4/20/2013 – Upper Falls- South Fork Clackamas River – Old Memaloose Trail

Date of Hike: 4/20/2013
Location of Hike: Upper Falls- South Fork Clackamas River - Old Memaloose Trail
Weather during Hike: Mostly overcast - a little misty but with some sun breaks
Hiking Buddies: Kirk
Start Time: 9:15 AM  End Time: 6:00 PM
Hike Distance: 7.9 miles  
Pictures: Sorry, no photos for this hike
Description of Hike:
Kirk and I decided to explore the abandoned trail on the east side of the South Fork yesterday We made our first stop at the Upper South Fork Falls, heading downhill through one of the old forest service “vertical thinning cuts”. It was a rather difficult descent, but not too bad until you got right close to the river, where it got very steep. Fortunately, we figured out how to get down to the river without incident:

Here is panorama photo of the waterfall amphitheater:

This is a really cool waterfall – a very unique amphitheater with three separate water “falls” – two from the river (it splits into two streams at the top), and one on the side from a creek. The water was running so fierce today it was really roaring and churning as it hit the pool at the bottom.
After enjoying the waterfall(s) for a while, we scouted our route out of the amphitheater. Rather than bushwhack 800′ back up to the trail and then go back down the Hillockburn to the river, we opted to bushwhack upstream. I think that was a good choice, as it was only a little over a quarter of a mile to bushwhack. Although it wasn’t easy, I think it was easier than going back up the hill. Once we got to the campsite at the bottom of the Hillockburn trail, we stopped for a break and had lunch. After lunch (where we saw a few sun breaks), we looked for a log to cross the river on. We had been informed that there was a good log to cross near the campsite. A little bit downstream from the campsite, there was a good candidate. Crossing the log was relatively uneventful, and from there we bushwhacked back to where the trail crossed the river to find the old tread (what is left of it). The lower part of this trail is not very well defined – between marshy areas and lots of blowdown, you have to pay close attention. We kept looking for cut logs – that is how we followed this lower section of trail. We did not see any blazes down lower and ended up losing the trail not too far from the start. We wandered around looking for bench, but didn’t find any (we had wandered too far south), but we did find some interesting side hill meadows:

There was some sort of waterfall on the creek down below, but we didn’t feel comfortable going down to look – the walls were close to vertical as you got farther downhill, so this is the best shot I could get of it:

Above that little creek was this massive cliff face, which was very interesting:

After heading uphill looking for tread (and feeling like a goat since it was so steep) we decided to head farther north to see if we could find more trail. We ended up stumbling back across the trail! From this point, the trail was actually really easy to follow for the most part, with blazed and well defined tread.

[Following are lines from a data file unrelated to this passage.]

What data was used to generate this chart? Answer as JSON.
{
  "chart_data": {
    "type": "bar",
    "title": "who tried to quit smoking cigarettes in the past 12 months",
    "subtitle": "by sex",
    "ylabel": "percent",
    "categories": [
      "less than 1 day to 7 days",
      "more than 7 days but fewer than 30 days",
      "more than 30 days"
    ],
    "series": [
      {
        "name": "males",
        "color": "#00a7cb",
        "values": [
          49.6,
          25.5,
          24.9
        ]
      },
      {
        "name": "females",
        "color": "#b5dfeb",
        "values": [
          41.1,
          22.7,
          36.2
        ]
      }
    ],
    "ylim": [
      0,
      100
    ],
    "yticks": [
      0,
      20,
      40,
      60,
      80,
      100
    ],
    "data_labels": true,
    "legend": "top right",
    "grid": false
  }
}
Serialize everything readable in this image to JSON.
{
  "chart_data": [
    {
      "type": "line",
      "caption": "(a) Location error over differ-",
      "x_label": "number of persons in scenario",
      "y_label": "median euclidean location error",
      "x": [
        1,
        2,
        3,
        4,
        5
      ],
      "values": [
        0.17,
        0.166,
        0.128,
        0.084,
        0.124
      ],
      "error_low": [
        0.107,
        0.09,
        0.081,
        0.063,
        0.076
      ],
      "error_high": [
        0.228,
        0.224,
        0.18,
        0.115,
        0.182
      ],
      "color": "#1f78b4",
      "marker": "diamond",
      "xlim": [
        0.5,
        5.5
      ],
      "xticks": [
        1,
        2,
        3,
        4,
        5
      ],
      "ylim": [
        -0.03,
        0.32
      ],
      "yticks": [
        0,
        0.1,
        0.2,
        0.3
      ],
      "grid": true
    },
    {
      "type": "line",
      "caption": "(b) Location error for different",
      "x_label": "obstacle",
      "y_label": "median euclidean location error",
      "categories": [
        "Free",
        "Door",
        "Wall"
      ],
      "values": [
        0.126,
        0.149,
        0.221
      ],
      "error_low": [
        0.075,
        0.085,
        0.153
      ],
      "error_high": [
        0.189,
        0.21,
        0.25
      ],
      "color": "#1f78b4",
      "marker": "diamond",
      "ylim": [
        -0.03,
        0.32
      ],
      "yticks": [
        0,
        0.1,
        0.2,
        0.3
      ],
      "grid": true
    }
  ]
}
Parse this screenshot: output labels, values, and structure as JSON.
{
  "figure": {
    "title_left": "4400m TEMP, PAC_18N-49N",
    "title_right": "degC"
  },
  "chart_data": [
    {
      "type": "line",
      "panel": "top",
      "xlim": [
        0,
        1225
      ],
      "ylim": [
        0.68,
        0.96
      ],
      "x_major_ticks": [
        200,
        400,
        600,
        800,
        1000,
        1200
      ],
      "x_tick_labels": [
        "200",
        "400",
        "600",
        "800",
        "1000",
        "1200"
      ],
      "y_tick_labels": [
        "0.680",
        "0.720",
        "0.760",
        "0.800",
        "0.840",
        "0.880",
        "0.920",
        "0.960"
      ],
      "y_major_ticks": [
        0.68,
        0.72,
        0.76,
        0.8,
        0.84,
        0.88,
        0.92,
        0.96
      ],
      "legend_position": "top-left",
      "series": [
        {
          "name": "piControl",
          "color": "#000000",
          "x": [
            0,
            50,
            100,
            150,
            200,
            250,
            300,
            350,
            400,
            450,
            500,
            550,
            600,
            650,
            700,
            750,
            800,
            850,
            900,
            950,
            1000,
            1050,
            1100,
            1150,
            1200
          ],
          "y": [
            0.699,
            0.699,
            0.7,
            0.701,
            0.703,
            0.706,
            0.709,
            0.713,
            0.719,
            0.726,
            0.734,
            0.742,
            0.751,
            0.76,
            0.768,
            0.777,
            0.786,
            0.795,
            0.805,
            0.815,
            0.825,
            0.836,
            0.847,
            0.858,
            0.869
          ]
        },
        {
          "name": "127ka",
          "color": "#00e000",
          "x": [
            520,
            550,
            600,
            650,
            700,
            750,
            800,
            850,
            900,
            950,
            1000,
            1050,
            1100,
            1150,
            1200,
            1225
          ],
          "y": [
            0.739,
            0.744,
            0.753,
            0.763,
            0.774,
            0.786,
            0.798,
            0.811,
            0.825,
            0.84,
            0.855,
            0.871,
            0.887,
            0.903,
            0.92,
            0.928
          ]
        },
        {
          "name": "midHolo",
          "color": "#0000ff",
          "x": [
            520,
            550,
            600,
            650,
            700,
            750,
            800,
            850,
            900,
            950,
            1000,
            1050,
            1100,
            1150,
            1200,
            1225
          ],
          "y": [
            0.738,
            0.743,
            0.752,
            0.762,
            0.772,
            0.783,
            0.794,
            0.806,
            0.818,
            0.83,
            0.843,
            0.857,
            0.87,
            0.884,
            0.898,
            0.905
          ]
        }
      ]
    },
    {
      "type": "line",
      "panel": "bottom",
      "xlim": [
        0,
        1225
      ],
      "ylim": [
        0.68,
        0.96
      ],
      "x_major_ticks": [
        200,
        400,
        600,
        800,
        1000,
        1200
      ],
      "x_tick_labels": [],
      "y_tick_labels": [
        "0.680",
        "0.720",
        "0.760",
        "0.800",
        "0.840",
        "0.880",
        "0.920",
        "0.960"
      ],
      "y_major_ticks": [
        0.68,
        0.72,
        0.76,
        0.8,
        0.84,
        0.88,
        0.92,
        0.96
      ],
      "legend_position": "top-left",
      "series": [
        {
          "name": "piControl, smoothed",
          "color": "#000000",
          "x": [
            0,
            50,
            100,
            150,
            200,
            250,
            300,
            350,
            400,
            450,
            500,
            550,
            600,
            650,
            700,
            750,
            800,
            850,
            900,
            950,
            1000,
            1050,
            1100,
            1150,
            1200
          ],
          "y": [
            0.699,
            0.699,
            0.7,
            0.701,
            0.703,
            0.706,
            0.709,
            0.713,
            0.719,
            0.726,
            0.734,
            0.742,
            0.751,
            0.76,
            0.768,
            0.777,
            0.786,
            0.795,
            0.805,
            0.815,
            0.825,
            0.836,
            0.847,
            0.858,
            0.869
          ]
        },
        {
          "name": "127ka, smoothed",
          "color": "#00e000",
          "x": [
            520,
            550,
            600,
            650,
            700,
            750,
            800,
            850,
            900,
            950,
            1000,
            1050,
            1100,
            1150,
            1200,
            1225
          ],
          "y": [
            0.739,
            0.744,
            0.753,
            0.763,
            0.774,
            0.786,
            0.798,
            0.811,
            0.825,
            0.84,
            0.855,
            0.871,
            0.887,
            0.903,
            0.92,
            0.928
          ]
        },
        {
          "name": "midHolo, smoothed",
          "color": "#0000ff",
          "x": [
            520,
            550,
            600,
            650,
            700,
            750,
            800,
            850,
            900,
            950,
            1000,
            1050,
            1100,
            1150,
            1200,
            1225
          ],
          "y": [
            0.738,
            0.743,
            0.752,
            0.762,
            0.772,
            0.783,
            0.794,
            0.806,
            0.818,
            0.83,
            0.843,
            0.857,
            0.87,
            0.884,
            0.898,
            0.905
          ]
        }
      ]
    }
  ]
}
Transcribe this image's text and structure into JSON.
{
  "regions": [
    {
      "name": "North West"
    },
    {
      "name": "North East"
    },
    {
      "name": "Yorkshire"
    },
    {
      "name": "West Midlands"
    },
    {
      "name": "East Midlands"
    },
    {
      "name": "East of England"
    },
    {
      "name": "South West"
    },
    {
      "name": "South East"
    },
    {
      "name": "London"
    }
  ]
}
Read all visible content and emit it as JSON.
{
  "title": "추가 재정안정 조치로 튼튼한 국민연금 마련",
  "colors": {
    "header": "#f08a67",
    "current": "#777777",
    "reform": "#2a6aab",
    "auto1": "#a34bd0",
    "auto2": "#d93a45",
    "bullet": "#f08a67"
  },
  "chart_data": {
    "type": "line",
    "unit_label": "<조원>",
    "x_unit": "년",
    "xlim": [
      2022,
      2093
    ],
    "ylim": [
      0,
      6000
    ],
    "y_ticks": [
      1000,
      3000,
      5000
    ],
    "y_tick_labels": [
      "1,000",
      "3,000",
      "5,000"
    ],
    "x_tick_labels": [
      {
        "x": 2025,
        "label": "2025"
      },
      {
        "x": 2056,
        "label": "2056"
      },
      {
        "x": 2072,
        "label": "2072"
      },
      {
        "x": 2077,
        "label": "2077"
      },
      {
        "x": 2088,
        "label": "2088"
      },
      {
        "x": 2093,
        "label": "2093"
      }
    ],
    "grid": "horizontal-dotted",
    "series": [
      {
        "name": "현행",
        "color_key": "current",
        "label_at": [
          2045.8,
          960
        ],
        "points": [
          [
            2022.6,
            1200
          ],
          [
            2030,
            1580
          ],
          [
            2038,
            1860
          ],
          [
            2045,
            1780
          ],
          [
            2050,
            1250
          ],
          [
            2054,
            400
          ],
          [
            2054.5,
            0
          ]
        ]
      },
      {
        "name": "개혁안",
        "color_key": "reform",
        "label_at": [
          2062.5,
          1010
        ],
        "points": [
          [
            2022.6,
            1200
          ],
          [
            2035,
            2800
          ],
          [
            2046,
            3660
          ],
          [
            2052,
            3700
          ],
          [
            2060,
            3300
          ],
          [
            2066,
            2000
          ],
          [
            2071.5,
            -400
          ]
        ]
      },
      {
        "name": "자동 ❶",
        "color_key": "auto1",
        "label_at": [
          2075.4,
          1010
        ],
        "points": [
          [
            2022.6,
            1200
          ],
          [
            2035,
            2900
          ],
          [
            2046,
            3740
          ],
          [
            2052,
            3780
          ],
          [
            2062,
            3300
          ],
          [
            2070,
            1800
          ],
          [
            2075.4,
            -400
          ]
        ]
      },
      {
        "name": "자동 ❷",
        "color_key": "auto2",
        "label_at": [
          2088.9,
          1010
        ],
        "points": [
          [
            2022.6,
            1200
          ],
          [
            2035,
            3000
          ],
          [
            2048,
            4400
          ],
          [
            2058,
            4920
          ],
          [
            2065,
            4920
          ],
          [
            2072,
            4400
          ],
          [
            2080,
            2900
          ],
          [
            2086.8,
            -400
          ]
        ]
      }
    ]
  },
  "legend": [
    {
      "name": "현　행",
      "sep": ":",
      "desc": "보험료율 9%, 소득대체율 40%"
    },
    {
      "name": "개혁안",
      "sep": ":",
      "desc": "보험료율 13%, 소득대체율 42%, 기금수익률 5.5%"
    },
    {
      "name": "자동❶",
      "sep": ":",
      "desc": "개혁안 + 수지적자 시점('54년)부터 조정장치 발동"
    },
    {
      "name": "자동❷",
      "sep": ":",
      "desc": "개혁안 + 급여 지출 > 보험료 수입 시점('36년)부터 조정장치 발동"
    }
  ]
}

The occasional blowdown mess made for tough going, but once you were past the blowdown, the trail was easy to follow. We followed it for a while, until it got to a point with a LOT of blowdown that was really big. Just up the hill from this, it almost looked like a thinning area where there was even more blowdown and made the trail very difficult to follow. The good news is that someone has been in there and it is reasonably well flagged. I added a few more flags to help navigate through some of these areas. After navigating through one final area of blowdown, and having the trail become rather faint (and also getting pretty tired), we decided to turn around. We ended up going up to within about 1/4 mile of an old road (at least it shows on the map). This was our turnaround spot:

On the way back down, I took a few more photos than on the way up. Here are remnants of an old footbridge:

Here are some of the MANY BIG trees (I think they are larger on this side of the canyon):

Some of the easier to follow trail through smaller trees:

We successfully followed the trail back downhill, recognizing where we lost it (we missed a switchback), and made it safely back across the South Fork River (I think this picture was taken while I was crossing the log over the river):

Once across we did our final bushwhack back to the campsite and trail, and then headed back uphill to the car. I have to tell you, that hike back uphill seemed a lot longer than I remember it! I’m sure it was because I was so tired. This was more bushwhacking than I’ve done in quite some time, and all of it was rather difficult. Very brushy, lots of trees to crawl over or under. It was good to get back to the car and rest my weary legs. I slept very well that night.

The abandoned trail on the east side of the South Fork Clackamas River deserves some attention. It is in really good shape other than the blowdown areas and goes through some absolutely beautiful forest. That will have to wait for another day, however.